In a decision tree or classification problem, we use *gini impurity* to decide which feature or attribute to split the data on. The goal is to split the data in such a way that impurity is minimized, making the data easier to classify. By calculating *gini impurity* for different splits, we can choose the one that best organizes the data, leading to better classification accuracy.

* *low gini impurity*: a basket with only red apples. You know exactly what you'll pick, so the *gini impurity* is 0.
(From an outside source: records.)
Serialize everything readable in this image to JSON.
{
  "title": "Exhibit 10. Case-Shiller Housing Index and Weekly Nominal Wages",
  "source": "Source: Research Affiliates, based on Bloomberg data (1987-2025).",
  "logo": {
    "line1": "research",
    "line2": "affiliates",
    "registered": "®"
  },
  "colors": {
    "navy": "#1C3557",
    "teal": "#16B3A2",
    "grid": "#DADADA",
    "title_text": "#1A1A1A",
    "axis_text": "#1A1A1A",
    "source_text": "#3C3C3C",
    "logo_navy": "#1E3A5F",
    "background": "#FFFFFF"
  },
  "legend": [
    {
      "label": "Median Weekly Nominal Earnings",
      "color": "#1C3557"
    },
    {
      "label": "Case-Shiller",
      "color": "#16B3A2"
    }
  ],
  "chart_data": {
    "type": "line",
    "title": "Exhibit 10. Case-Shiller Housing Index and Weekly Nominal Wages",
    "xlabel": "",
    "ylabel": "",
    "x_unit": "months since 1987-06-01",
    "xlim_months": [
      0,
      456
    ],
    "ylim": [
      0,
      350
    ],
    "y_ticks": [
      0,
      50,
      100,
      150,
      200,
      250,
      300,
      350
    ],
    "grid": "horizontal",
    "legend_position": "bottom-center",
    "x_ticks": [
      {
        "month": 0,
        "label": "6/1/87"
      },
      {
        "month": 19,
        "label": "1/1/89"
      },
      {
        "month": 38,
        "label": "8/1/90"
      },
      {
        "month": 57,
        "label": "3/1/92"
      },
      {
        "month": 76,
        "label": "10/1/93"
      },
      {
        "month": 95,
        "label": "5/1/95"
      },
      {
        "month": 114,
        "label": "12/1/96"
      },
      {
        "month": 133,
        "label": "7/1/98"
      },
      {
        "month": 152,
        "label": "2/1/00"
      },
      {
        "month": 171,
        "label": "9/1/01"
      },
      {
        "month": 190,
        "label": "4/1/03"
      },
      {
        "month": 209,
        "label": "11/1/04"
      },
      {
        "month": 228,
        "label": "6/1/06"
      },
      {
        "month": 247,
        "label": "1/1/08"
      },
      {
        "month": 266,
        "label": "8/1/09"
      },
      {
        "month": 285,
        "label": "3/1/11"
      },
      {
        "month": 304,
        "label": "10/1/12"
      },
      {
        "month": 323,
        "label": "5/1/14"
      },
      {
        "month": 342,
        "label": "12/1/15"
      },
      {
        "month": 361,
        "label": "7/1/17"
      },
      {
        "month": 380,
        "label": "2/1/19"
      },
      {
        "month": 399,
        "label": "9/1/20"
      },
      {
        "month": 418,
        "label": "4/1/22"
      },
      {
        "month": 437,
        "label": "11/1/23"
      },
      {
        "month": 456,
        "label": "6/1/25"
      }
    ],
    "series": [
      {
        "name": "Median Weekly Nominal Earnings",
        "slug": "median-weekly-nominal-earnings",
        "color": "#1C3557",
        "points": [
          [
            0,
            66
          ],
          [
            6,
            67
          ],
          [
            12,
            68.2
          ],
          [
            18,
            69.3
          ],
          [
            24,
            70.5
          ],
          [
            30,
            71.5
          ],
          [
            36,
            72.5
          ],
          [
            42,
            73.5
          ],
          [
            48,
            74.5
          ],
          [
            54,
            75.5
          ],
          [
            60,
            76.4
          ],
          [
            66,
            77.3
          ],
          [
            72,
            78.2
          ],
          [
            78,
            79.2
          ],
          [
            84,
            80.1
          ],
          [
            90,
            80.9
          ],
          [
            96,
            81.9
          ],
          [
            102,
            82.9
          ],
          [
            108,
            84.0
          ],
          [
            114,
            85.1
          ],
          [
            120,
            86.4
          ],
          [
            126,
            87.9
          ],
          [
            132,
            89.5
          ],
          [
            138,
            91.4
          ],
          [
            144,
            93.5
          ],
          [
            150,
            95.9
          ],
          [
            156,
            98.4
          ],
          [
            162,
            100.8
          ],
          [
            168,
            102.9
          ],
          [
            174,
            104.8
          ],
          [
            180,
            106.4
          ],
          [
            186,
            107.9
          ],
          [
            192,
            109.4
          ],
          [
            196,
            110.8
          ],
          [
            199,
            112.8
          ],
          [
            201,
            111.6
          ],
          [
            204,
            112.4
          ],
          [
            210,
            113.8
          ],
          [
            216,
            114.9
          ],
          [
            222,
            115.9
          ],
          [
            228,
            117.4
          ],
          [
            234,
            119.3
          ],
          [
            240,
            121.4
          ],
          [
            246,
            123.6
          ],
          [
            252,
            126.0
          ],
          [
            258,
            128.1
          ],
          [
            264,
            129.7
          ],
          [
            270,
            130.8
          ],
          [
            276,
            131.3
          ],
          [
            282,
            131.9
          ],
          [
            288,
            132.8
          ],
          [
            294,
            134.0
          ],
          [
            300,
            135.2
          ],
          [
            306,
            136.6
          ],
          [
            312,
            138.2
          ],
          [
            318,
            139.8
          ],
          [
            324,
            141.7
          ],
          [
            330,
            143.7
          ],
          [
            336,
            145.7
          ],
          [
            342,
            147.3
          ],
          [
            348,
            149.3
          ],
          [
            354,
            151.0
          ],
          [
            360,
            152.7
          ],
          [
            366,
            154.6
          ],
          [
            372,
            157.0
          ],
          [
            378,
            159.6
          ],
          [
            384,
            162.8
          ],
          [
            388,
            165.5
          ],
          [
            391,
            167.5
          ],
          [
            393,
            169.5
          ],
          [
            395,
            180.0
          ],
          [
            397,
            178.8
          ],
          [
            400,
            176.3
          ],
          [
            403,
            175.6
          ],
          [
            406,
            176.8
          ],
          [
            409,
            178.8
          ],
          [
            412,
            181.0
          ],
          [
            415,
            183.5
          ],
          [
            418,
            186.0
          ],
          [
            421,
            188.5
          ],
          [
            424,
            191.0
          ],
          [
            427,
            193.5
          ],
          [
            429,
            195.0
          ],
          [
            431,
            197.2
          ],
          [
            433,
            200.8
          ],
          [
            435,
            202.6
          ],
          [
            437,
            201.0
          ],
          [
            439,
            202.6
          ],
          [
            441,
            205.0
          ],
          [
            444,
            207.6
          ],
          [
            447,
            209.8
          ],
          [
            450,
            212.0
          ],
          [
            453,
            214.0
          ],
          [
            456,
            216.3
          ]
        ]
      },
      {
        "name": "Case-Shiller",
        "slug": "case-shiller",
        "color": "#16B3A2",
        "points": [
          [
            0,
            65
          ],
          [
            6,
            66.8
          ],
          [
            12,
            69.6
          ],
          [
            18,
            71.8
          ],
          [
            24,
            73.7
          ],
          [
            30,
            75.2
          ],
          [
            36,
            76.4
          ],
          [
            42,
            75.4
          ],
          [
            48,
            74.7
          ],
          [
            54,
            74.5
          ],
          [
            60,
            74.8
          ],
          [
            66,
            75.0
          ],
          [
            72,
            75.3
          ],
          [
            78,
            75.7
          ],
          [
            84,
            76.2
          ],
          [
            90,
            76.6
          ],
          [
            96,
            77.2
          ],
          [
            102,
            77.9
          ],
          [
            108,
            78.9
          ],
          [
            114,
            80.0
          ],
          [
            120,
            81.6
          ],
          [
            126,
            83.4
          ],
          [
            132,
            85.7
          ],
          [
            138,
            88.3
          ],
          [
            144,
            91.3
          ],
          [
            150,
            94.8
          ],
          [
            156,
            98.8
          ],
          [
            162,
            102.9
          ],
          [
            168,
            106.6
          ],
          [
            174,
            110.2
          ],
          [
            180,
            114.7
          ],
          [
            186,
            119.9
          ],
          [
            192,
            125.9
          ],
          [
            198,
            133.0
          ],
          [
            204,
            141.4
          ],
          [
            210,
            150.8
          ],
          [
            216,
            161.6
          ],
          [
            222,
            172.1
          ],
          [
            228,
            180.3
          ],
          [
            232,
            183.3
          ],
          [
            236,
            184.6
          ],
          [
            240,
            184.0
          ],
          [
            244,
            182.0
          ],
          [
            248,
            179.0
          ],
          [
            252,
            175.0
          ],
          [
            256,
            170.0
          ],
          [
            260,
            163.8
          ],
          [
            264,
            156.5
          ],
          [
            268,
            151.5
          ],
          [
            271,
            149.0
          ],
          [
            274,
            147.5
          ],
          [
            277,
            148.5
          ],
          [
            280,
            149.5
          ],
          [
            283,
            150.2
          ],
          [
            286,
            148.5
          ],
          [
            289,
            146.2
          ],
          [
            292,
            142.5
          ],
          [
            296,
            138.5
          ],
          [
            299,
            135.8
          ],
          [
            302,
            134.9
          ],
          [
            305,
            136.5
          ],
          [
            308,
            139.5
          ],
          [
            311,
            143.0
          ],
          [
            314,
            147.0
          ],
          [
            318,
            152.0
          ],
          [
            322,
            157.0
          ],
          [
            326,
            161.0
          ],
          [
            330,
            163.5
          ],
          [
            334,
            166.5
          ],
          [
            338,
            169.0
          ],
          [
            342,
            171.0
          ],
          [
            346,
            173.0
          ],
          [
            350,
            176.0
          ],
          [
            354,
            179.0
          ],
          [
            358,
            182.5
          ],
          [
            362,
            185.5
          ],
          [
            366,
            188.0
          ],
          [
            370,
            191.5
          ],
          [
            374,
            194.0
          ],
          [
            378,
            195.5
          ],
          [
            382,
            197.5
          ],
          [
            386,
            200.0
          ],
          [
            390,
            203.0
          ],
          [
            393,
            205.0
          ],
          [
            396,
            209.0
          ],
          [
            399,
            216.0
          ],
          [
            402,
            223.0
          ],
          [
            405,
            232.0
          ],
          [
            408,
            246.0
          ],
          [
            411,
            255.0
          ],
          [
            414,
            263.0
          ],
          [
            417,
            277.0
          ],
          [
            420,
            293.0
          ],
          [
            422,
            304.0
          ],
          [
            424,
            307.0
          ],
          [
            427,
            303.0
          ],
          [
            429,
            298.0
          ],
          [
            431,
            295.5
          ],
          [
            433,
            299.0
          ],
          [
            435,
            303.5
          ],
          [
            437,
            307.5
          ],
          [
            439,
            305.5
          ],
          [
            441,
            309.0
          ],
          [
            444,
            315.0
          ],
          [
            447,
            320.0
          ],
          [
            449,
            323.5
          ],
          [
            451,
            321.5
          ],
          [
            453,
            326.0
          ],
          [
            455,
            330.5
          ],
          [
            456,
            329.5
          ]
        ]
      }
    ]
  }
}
* *high gini impurity*: a basket with red apples, green apples, and yellow apples mixed together. It’s uncertain which color you’ll pick, so the *gini impurity* is high.

EXAMPLE:

*Given:*

- 10 fruits in a basket: 6 apples (red), 4 oranges (orange).
- We want to calculate the **Gini Impurity** of the dataset before splitting it.

*Calculation*:
* total number of fruits:
    * $ \text{total} = 10 \quad (6 \text{ Apples} + 4 \text{ Oranges}) $
* proportions of each class:  
    * $ p_{\text{apple}} = \frac{6}{10} = 0.6 \quad \text{(proportion of apples)} $
    * $ p_{\text{orange}} = \frac{4}{10} = 0.4 \quad \text{(proportion of oranges)} $

* gini impurity calculation (before the split):
    * $ G(S) = 1 - \left( (0.6)^2 + (0.4)^2 \right) $

    calculate each term:  
    
    * $ (0.6)^2 = 0.36 $ 
    * $ (0.4)^2 = 0.16 $

    now, calculate the gini impurity:  
    * $ G(S) = 1 - (0.36 + 0.16) = 1 - 0.52 = 0.48 $

* split the dataset by the feature *color* (there are two groups):
    * *Group 1* Red: 6 apples
    * *Group 2* Orange: 4 oranges

* calculate gini impurity for each subset:
    * *Group 1*: since all fruits in this group are apples, the gini impurity is 0 (no uncertainty):
        * $ G(\text{Red}) = 1 - (1^2) = 0 $
    * *Group 2*: all fruits in this group are oranges, so the gini impurity is also 0:
        * $ G(\text{Orange}) = 1 - (1^2) = 0 $

* calculate the weighted gini impurity (after the split):
    * $ G(S_{\text{split}}) = \frac{6}{10} \cdot G(\text{Red}) + \frac{4}{10} \cdot G(\text{Orange}) $
    
    since both gini impurities are 0:
    * $ G(S_{\text{split}}) = \frac{6}{10} \cdot 0 + \frac{4}{10} \cdot 0 = 0 $

* calculate *gini gain*:
    * the ***Gini Gain*** is calculated by subtracting the weighted *gini impurity* after the split from the original *gini impurity*:
        * $ GG(S, \text{color}) = G(S) - G(S_{\text{split}}) $
        
        substitute the values:
        
        * $ GG(S, \text{color}) = 0.48 - 0 = 0.48 $

*Result Interpretation:*

The *gini gain* from splitting the dataset by the color of the fruits is *0.48*. This indicates the amount of impurity (uncertainty) reduced by splitting the dataset based on the *color* feature. Since the fruits are perfectly separated by color (all red fruits in one group and all orange fruits in another), the *gini gain* is high, indicating that *color* is a very good feature for splitting the data. The *gini impurity* in each group is 0, and the total impurity is completely eliminated by the split, which is why the *gini gain* is equal to the original *gini impurity* of the dataset. In summary, *gini impurity* is used to measure the *impurity* of the dataset before and after a split. A higher *gini gain* indicates a better split, as it shows a large reduction in impurity. In this case, *color* is a very effective feature for splitting the dataset because it leads to perfect separation of the apples and oranges.